URL: http://www.ppmi-info.org/

Resource Type: Resource, organization portal, database, biomaterial supply resource, consortium, portal, material resource, clinical trial, data or information resource

An observational longitudinal clinical study partnership to identify and validate biomarkers of Parkinson disease (PD) progression and provide easy and open web-based access to the comprehensive set of correlated clinical data and biospecimens, information, and biosamples acquired from PD and age and gender matched healthy control subjects to the research community.
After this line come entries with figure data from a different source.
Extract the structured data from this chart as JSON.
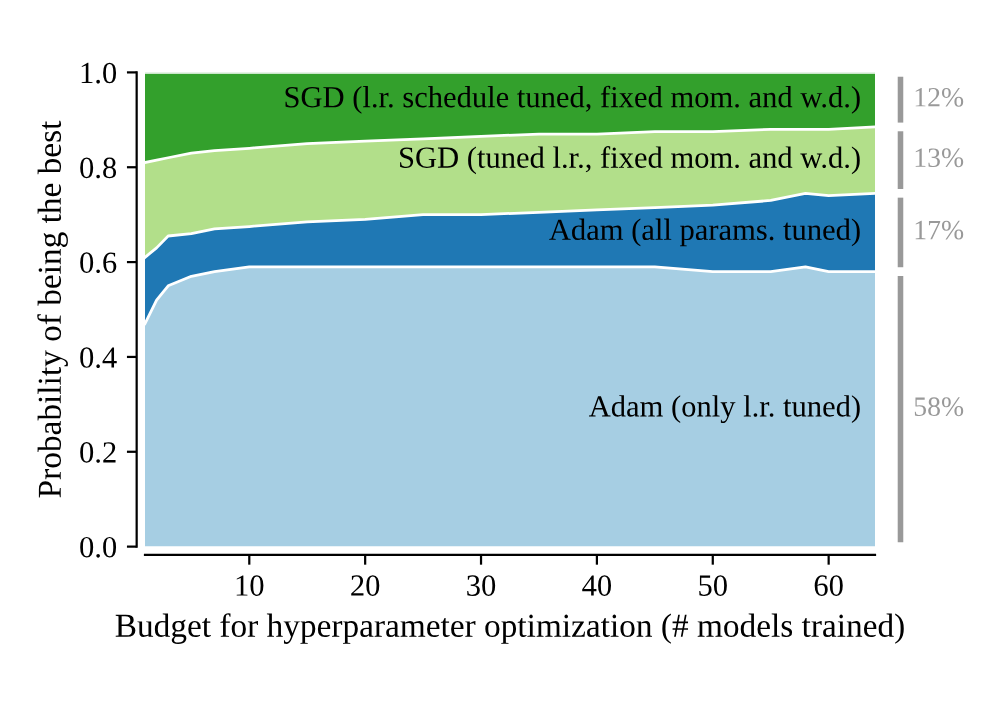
{
  "chart_data": {
    "type": "area",
    "stacked": true,
    "xlabel": "Budget for hyperparameter optimization (# models trained)",
    "ylabel": "Probability of being the best",
    "x": [
      1,
      2,
      3,
      5,
      7,
      10,
      15,
      20,
      25,
      30,
      35,
      40,
      45,
      50,
      55,
      58,
      60,
      64
    ],
    "series": [
      {
        "name": "Adam (only l.r. tuned)",
        "color": "#a6cee3",
        "values": [
          0.47,
          0.52,
          0.55,
          0.57,
          0.58,
          0.59,
          0.59,
          0.59,
          0.59,
          0.59,
          0.59,
          0.59,
          0.59,
          0.58,
          0.58,
          0.59,
          0.58,
          0.58
        ]
      },
      {
        "name": "Adam (all params. tuned)",
        "color": "#1f78b4",
        "values": [
          0.14,
          0.11,
          0.105,
          0.09,
          0.09,
          0.085,
          0.095,
          0.1,
          0.11,
          0.11,
          0.115,
          0.12,
          0.125,
          0.14,
          0.15,
          0.155,
          0.16,
          0.165
        ]
      },
      {
        "name": "SGD (tuned l.r., fixed mom. and w.d.)",
        "color": "#b2df8a",
        "values": [
          0.2,
          0.185,
          0.165,
          0.17,
          0.165,
          0.165,
          0.165,
          0.165,
          0.16,
          0.165,
          0.165,
          0.16,
          0.16,
          0.155,
          0.15,
          0.135,
          0.14,
          0.14
        ]
      },
      {
        "name": "SGD (l.r. schedule tuned, fixed mom. and w.d.)",
        "color": "#33a02c",
        "values": [
          0.19,
          0.185,
          0.18,
          0.17,
          0.165,
          0.16,
          0.15,
          0.145,
          0.14,
          0.135,
          0.13,
          0.13,
          0.125,
          0.125,
          0.12,
          0.12,
          0.12,
          0.115
        ]
      }
    ],
    "annotations": [
      "58%",
      "17%",
      "13%",
      "12%"
    ],
    "xlim": [
      1,
      64
    ],
    "xticks": [
      10,
      20,
      30,
      40,
      50,
      60
    ],
    "ylim": [
      0,
      1
    ],
    "yticks": [
      {
        "value": 0,
        "label": "0.0"
      },
      {
        "value": 0.2,
        "label": "0.2"
      },
      {
        "value": 0.4,
        "label": "0.4"
      },
      {
        "value": 0.6,
        "label": "0.6"
      },
      {
        "value": 0.8,
        "label": "0.8"
      },
      {
        "value": 1.0,
        "label": "1.0"
      }
    ],
    "grid": false
  }
}
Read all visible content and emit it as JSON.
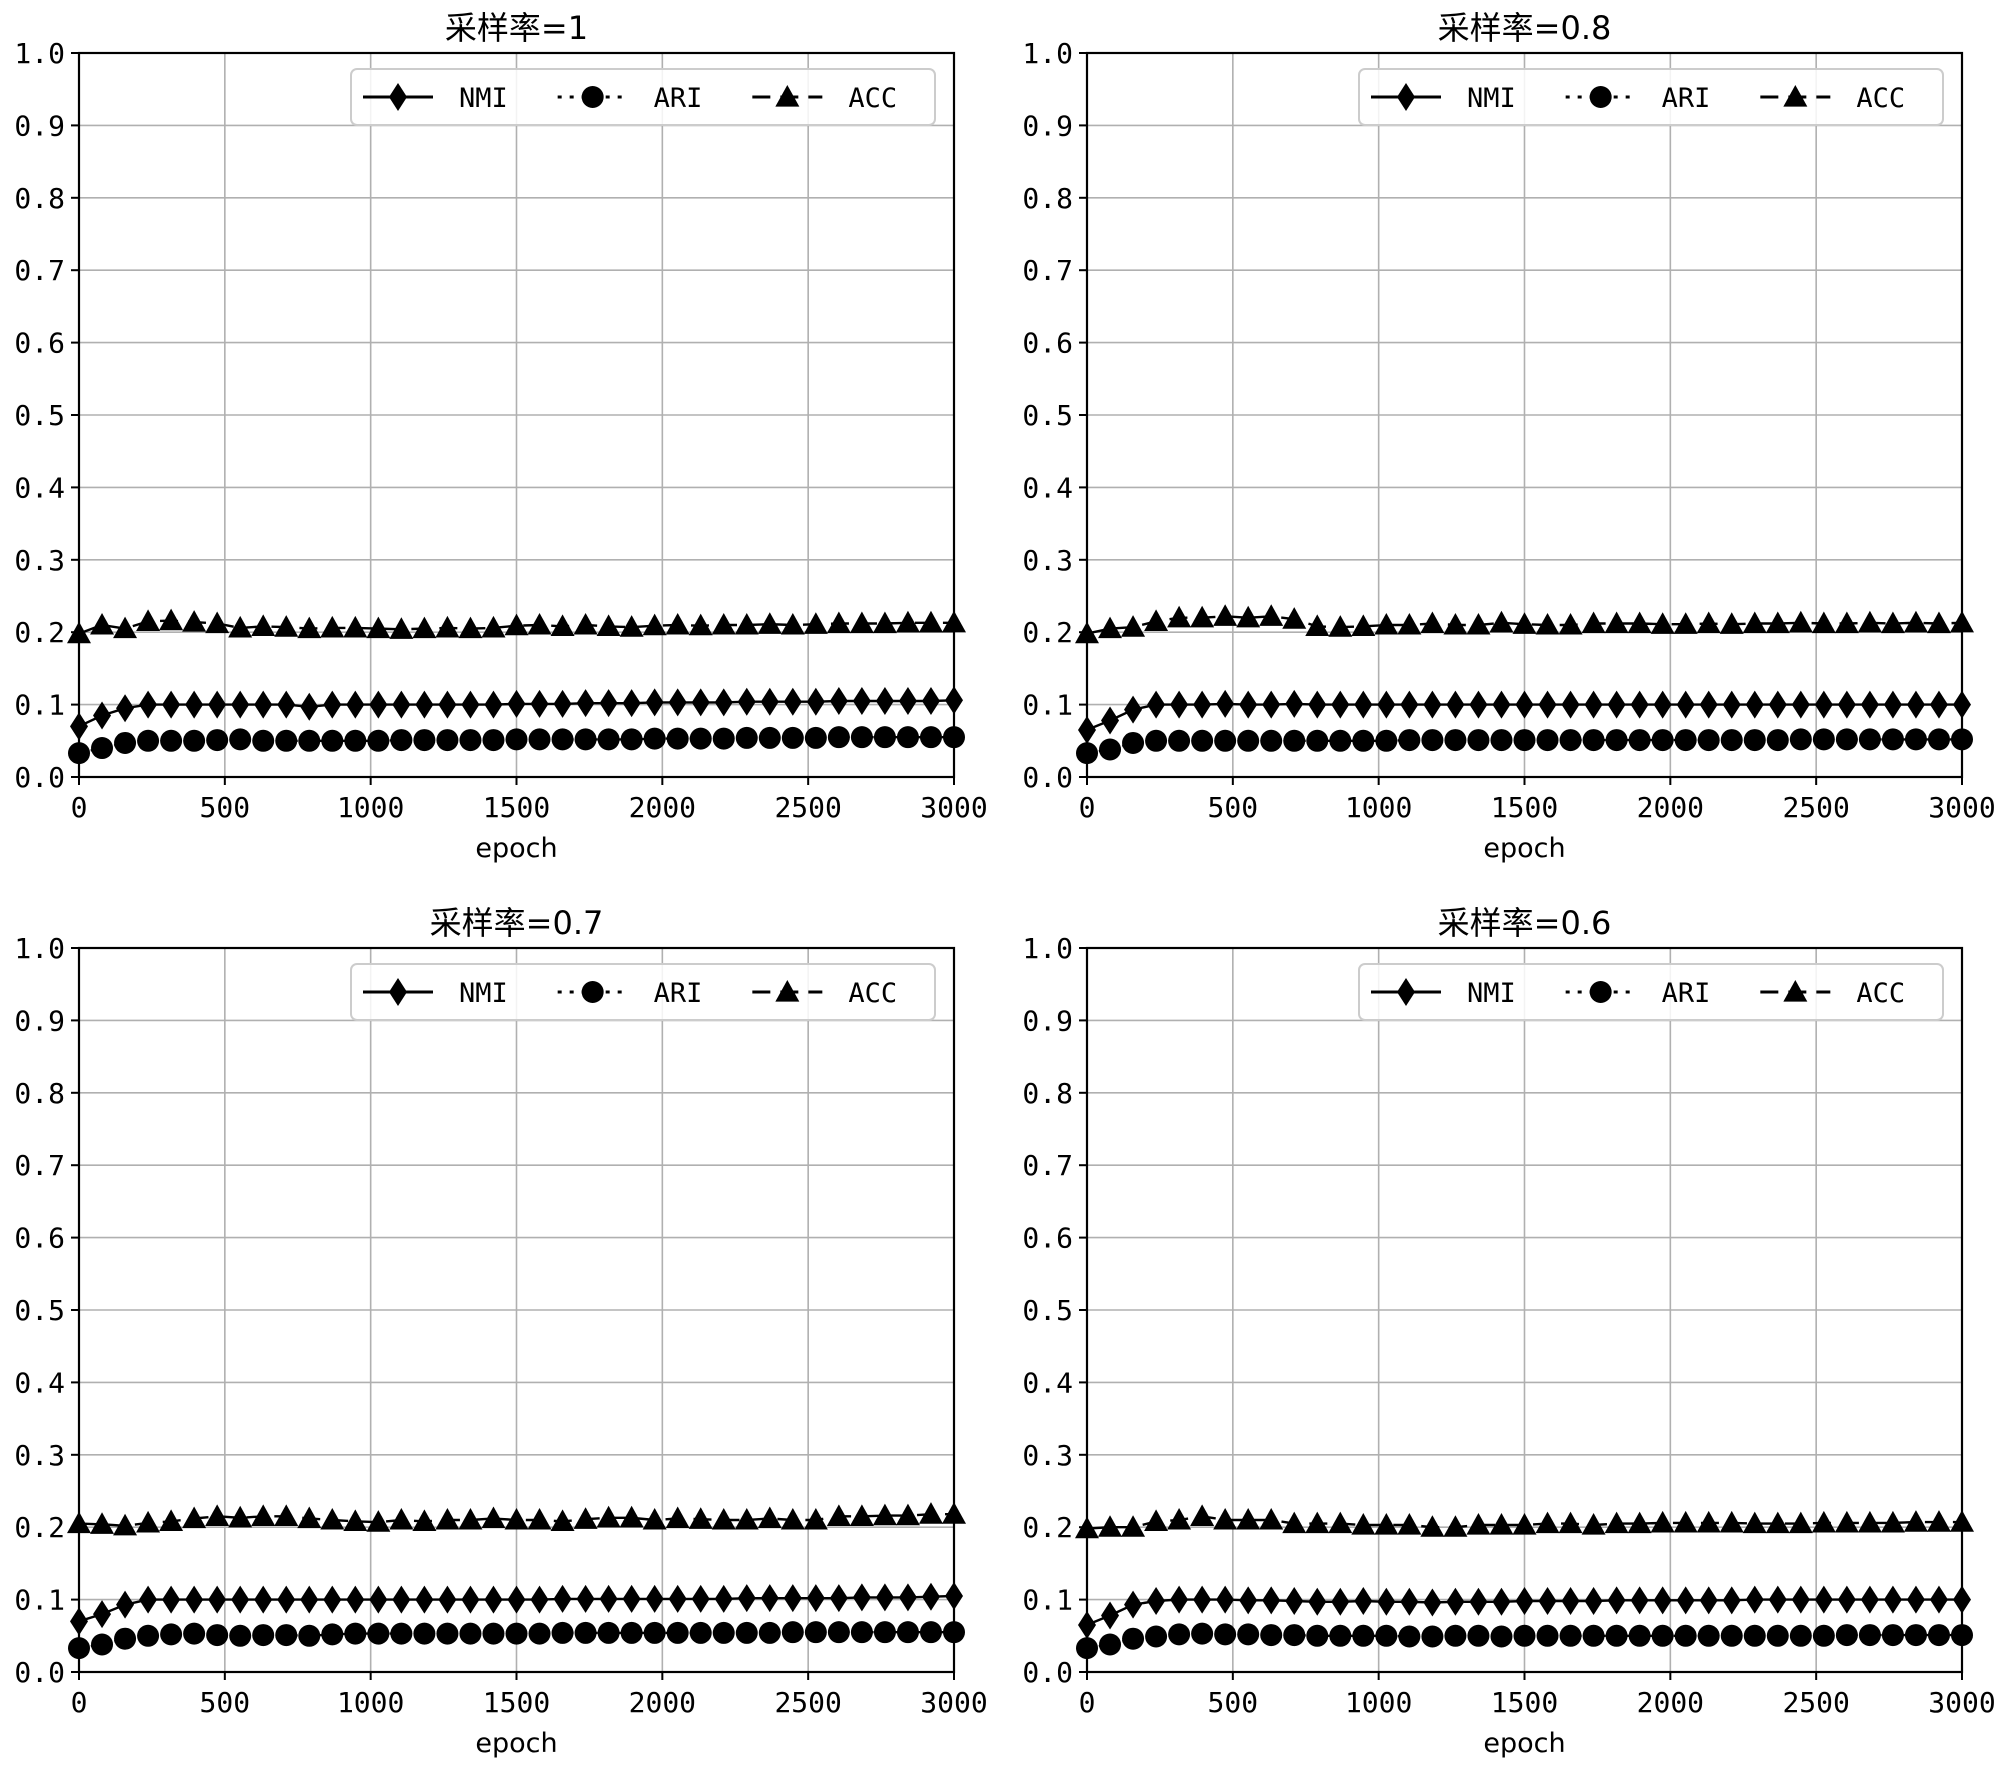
{
  "chart_data": [
    {
      "type": "line",
      "title": "采样率=1",
      "xlabel": "epoch",
      "ylabel": "",
      "xlim": [
        0,
        3000
      ],
      "ylim": [
        0.0,
        1.0
      ],
      "xticks": [
        "0",
        "500",
        "1000",
        "1500",
        "2000",
        "2500",
        "3000"
      ],
      "yticks": [
        "0.0",
        "0.1",
        "0.2",
        "0.3",
        "0.4",
        "0.5",
        "0.6",
        "0.7",
        "0.8",
        "0.9",
        "1.0"
      ],
      "grid": true,
      "legend_position": "upper-right",
      "series": [
        {
          "name": "NMI",
          "marker": "diamond",
          "line": "solid",
          "values": [
            0.07,
            0.085,
            0.095,
            0.1,
            0.1,
            0.1,
            0.1,
            0.1,
            0.1,
            0.1,
            0.097,
            0.1,
            0.1,
            0.1,
            0.1,
            0.1,
            0.1,
            0.1,
            0.1,
            0.101,
            0.101,
            0.101,
            0.102,
            0.102,
            0.102,
            0.103,
            0.103,
            0.103,
            0.103,
            0.104,
            0.104,
            0.104,
            0.104,
            0.105,
            0.105,
            0.105,
            0.105,
            0.105,
            0.106
          ]
        },
        {
          "name": "ARI",
          "marker": "circle",
          "line": "dotted",
          "values": [
            0.033,
            0.04,
            0.047,
            0.05,
            0.05,
            0.05,
            0.051,
            0.052,
            0.05,
            0.05,
            0.05,
            0.05,
            0.05,
            0.05,
            0.051,
            0.051,
            0.051,
            0.051,
            0.051,
            0.052,
            0.052,
            0.052,
            0.052,
            0.052,
            0.052,
            0.053,
            0.053,
            0.053,
            0.053,
            0.054,
            0.054,
            0.054,
            0.054,
            0.055,
            0.055,
            0.055,
            0.055,
            0.055,
            0.055
          ]
        },
        {
          "name": "ACC",
          "marker": "triangle",
          "line": "dashed",
          "values": [
            0.198,
            0.21,
            0.205,
            0.215,
            0.216,
            0.214,
            0.212,
            0.206,
            0.208,
            0.207,
            0.205,
            0.206,
            0.206,
            0.205,
            0.204,
            0.205,
            0.206,
            0.205,
            0.206,
            0.209,
            0.21,
            0.208,
            0.21,
            0.208,
            0.207,
            0.209,
            0.21,
            0.209,
            0.21,
            0.21,
            0.211,
            0.21,
            0.211,
            0.212,
            0.212,
            0.212,
            0.213,
            0.213,
            0.213
          ]
        }
      ]
    },
    {
      "type": "line",
      "title": "采样率=0.8",
      "xlabel": "epoch",
      "ylabel": "",
      "xlim": [
        0,
        3000
      ],
      "ylim": [
        0.0,
        1.0
      ],
      "xticks": [
        "0",
        "500",
        "1000",
        "1500",
        "2000",
        "2500",
        "3000"
      ],
      "yticks": [
        "0.0",
        "0.1",
        "0.2",
        "0.3",
        "0.4",
        "0.5",
        "0.6",
        "0.7",
        "0.8",
        "0.9",
        "1.0"
      ],
      "grid": true,
      "legend_position": "upper-right",
      "series": [
        {
          "name": "NMI",
          "marker": "diamond",
          "line": "solid",
          "values": [
            0.065,
            0.078,
            0.093,
            0.1,
            0.1,
            0.1,
            0.101,
            0.1,
            0.1,
            0.101,
            0.1,
            0.1,
            0.1,
            0.1,
            0.1,
            0.1,
            0.1,
            0.1,
            0.1,
            0.1,
            0.1,
            0.1,
            0.1,
            0.1,
            0.1,
            0.1,
            0.1,
            0.1,
            0.1,
            0.1,
            0.1,
            0.1,
            0.1,
            0.1,
            0.1,
            0.1,
            0.1,
            0.1,
            0.1
          ]
        },
        {
          "name": "ARI",
          "marker": "circle",
          "line": "dotted",
          "values": [
            0.033,
            0.038,
            0.047,
            0.05,
            0.05,
            0.05,
            0.05,
            0.05,
            0.05,
            0.05,
            0.05,
            0.05,
            0.05,
            0.05,
            0.051,
            0.051,
            0.051,
            0.051,
            0.051,
            0.051,
            0.051,
            0.051,
            0.051,
            0.051,
            0.051,
            0.051,
            0.051,
            0.051,
            0.051,
            0.051,
            0.051,
            0.052,
            0.052,
            0.052,
            0.052,
            0.052,
            0.052,
            0.052,
            0.052
          ]
        },
        {
          "name": "ACC",
          "marker": "triangle",
          "line": "dashed",
          "values": [
            0.198,
            0.205,
            0.207,
            0.215,
            0.22,
            0.22,
            0.222,
            0.22,
            0.222,
            0.218,
            0.208,
            0.207,
            0.208,
            0.21,
            0.21,
            0.212,
            0.21,
            0.21,
            0.213,
            0.211,
            0.21,
            0.21,
            0.212,
            0.212,
            0.212,
            0.211,
            0.211,
            0.212,
            0.211,
            0.212,
            0.212,
            0.213,
            0.212,
            0.212,
            0.213,
            0.212,
            0.213,
            0.212,
            0.213
          ]
        }
      ]
    },
    {
      "type": "line",
      "title": "采样率=0.7",
      "xlabel": "epoch",
      "ylabel": "",
      "xlim": [
        0,
        3000
      ],
      "ylim": [
        0.0,
        1.0
      ],
      "xticks": [
        "0",
        "500",
        "1000",
        "1500",
        "2000",
        "2500",
        "3000"
      ],
      "yticks": [
        "0.0",
        "0.1",
        "0.2",
        "0.3",
        "0.4",
        "0.5",
        "0.6",
        "0.7",
        "0.8",
        "0.9",
        "1.0"
      ],
      "grid": true,
      "legend_position": "upper-right",
      "series": [
        {
          "name": "NMI",
          "marker": "diamond",
          "line": "solid",
          "values": [
            0.07,
            0.08,
            0.093,
            0.1,
            0.1,
            0.1,
            0.1,
            0.1,
            0.1,
            0.1,
            0.1,
            0.1,
            0.1,
            0.1,
            0.1,
            0.1,
            0.1,
            0.1,
            0.1,
            0.1,
            0.1,
            0.101,
            0.101,
            0.101,
            0.101,
            0.101,
            0.101,
            0.101,
            0.101,
            0.102,
            0.102,
            0.102,
            0.102,
            0.102,
            0.103,
            0.103,
            0.103,
            0.104,
            0.105
          ]
        },
        {
          "name": "ARI",
          "marker": "circle",
          "line": "dotted",
          "values": [
            0.033,
            0.038,
            0.046,
            0.05,
            0.052,
            0.053,
            0.051,
            0.05,
            0.051,
            0.051,
            0.05,
            0.052,
            0.053,
            0.053,
            0.053,
            0.053,
            0.053,
            0.053,
            0.053,
            0.053,
            0.053,
            0.054,
            0.054,
            0.054,
            0.054,
            0.054,
            0.054,
            0.054,
            0.054,
            0.054,
            0.054,
            0.055,
            0.055,
            0.055,
            0.055,
            0.055,
            0.055,
            0.055,
            0.055
          ]
        },
        {
          "name": "ACC",
          "marker": "triangle",
          "line": "dashed",
          "values": [
            0.205,
            0.204,
            0.202,
            0.206,
            0.208,
            0.212,
            0.215,
            0.213,
            0.215,
            0.215,
            0.212,
            0.21,
            0.208,
            0.207,
            0.21,
            0.208,
            0.21,
            0.21,
            0.212,
            0.21,
            0.21,
            0.208,
            0.211,
            0.213,
            0.213,
            0.21,
            0.212,
            0.211,
            0.21,
            0.21,
            0.212,
            0.21,
            0.21,
            0.215,
            0.215,
            0.216,
            0.216,
            0.218,
            0.218
          ]
        }
      ]
    },
    {
      "type": "line",
      "title": "采样率=0.6",
      "xlabel": "epoch",
      "ylabel": "",
      "xlim": [
        0,
        3000
      ],
      "ylim": [
        0.0,
        1.0
      ],
      "xticks": [
        "0",
        "500",
        "1000",
        "1500",
        "2000",
        "2500",
        "3000"
      ],
      "yticks": [
        "0.0",
        "0.1",
        "0.2",
        "0.3",
        "0.4",
        "0.5",
        "0.6",
        "0.7",
        "0.8",
        "0.9",
        "1.0"
      ],
      "grid": true,
      "legend_position": "upper-right",
      "series": [
        {
          "name": "NMI",
          "marker": "diamond",
          "line": "solid",
          "values": [
            0.065,
            0.078,
            0.093,
            0.098,
            0.1,
            0.1,
            0.1,
            0.099,
            0.099,
            0.098,
            0.097,
            0.097,
            0.098,
            0.097,
            0.097,
            0.096,
            0.097,
            0.097,
            0.097,
            0.098,
            0.098,
            0.098,
            0.098,
            0.099,
            0.099,
            0.099,
            0.099,
            0.099,
            0.099,
            0.1,
            0.1,
            0.1,
            0.1,
            0.1,
            0.1,
            0.1,
            0.1,
            0.1,
            0.1
          ]
        },
        {
          "name": "ARI",
          "marker": "circle",
          "line": "dotted",
          "values": [
            0.033,
            0.038,
            0.046,
            0.049,
            0.052,
            0.053,
            0.052,
            0.052,
            0.051,
            0.051,
            0.05,
            0.05,
            0.05,
            0.05,
            0.049,
            0.049,
            0.05,
            0.05,
            0.049,
            0.05,
            0.05,
            0.05,
            0.05,
            0.05,
            0.05,
            0.05,
            0.05,
            0.05,
            0.05,
            0.05,
            0.05,
            0.05,
            0.05,
            0.051,
            0.051,
            0.051,
            0.051,
            0.051,
            0.051
          ]
        },
        {
          "name": "ACC",
          "marker": "triangle",
          "line": "dashed",
          "values": [
            0.198,
            0.2,
            0.2,
            0.208,
            0.21,
            0.215,
            0.21,
            0.21,
            0.21,
            0.205,
            0.205,
            0.205,
            0.203,
            0.203,
            0.203,
            0.2,
            0.2,
            0.203,
            0.203,
            0.203,
            0.205,
            0.205,
            0.203,
            0.205,
            0.205,
            0.206,
            0.206,
            0.206,
            0.206,
            0.205,
            0.205,
            0.205,
            0.206,
            0.206,
            0.206,
            0.206,
            0.207,
            0.207,
            0.207
          ]
        }
      ]
    }
  ]
}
The data and specimens have been collected in a standardized manner under strict protocols and includes clinical (demographic, motor and non-motor, cognitive and neurobehavioral), imaging (raw and processed MRI, SPECT and DAT), and blood chemistry and hematology subject assessments and biospecimen inventories (serum, plasma, whole blood, CSF, DNA, RNA and urine). All data are de-identified to protect patient privacy. PPMI will be carried out over five years at 21 clinical sites in the United States and Europe and requires the participation of 400 Parkinson's patients and 200 control participants. The PPMI database provides researchers with access to correlated clinical and imaging data, along with annotated biospecimens, all available within an open access system that encourages data sharing (http://www.ppmi-info.org/access-data-specimens/). The website hosts an Ongoing Analysis section to keep the scientific community apprised of analyses being completed, in hopes of stimulating collaborations between researchers who are using PPMI data and specimens.